Final Corvette Pulled From Museum Sinkhole

Final Corvette Pulled From Museum Sinkhole

There aren’t any more cars sitting in the massive sinkhole that opened beneath the National Corvette Museum earlier this year.

General Motors pledged to help restore the damaged sports cars, two of which it owns. The other six belong to the museum. But making good on that promise might be more difficult than General Motors anticipated. Each of the cars removed from the hole turned out to be more damaged than the one before it.

The final car is a 2001 Mallet Hammer Z06. “I expected bad, but it’s 100 times worse. It looks like a piece of tin foil… and it had a roll cage in it. It makes all the other cars look like they’re brand new,” Kevin Helmintoller, who donated the car to the museum, said.

Some of the cars are beyond repair, but the fixable ones will be sent to Michigan for repairs. The sinkhole opened on February 12 and some of the cars were recovered quickly.
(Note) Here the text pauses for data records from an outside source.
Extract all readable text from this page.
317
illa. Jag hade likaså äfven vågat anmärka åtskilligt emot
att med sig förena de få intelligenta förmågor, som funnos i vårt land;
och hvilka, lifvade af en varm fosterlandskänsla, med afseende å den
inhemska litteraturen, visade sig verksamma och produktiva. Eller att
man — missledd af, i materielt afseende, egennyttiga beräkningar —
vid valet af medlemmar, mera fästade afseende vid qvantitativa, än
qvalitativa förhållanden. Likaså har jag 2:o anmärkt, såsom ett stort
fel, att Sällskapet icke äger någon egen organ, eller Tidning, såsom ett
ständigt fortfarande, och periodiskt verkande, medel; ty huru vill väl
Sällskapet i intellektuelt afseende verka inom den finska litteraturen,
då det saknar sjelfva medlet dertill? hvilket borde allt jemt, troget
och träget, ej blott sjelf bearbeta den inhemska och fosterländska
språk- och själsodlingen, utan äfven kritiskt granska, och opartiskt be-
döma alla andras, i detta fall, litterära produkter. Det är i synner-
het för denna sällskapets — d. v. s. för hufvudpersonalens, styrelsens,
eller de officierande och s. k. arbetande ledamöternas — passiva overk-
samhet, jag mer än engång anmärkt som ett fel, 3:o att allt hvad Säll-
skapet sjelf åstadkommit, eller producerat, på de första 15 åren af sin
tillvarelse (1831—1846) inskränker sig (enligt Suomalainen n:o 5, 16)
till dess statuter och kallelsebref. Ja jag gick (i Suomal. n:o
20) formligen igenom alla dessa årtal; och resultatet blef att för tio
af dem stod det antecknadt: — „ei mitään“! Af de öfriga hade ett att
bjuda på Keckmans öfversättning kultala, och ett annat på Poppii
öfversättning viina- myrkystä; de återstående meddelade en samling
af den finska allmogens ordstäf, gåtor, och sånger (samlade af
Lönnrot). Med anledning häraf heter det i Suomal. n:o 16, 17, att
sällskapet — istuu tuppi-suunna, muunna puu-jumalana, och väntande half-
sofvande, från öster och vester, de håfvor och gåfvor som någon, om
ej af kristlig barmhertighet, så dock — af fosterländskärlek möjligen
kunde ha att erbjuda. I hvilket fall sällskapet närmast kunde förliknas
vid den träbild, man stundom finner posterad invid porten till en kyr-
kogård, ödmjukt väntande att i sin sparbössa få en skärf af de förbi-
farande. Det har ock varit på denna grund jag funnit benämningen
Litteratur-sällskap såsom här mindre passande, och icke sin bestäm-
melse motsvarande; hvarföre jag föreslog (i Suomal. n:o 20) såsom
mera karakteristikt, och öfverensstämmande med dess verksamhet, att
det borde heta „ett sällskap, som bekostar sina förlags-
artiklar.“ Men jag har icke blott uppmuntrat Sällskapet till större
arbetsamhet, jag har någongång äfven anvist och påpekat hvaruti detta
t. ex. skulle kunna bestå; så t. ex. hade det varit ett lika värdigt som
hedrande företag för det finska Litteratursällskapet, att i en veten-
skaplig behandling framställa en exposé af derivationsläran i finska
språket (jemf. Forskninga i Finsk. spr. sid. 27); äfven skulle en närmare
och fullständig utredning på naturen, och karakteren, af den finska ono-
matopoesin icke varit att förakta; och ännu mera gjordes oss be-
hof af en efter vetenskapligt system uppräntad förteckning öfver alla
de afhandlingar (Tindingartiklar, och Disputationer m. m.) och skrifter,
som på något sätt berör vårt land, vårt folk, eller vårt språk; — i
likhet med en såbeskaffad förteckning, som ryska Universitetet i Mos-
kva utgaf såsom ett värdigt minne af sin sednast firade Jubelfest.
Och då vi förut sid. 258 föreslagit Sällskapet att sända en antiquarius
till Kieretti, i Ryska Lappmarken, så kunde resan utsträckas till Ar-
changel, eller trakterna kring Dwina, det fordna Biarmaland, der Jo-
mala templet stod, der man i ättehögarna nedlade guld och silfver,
But others including today’s car were buried and required metal detectors and special equipment to excavate.

Before any of the cars are sent for restoration, they will be part of a special exhibit at the museum that will be on display in the museum’s Exhibit Hall through August 3. After that, they will remain on display in the restored Skydome – where the hole opened  – through the museum’s 20th anniversary from August 27 to 30.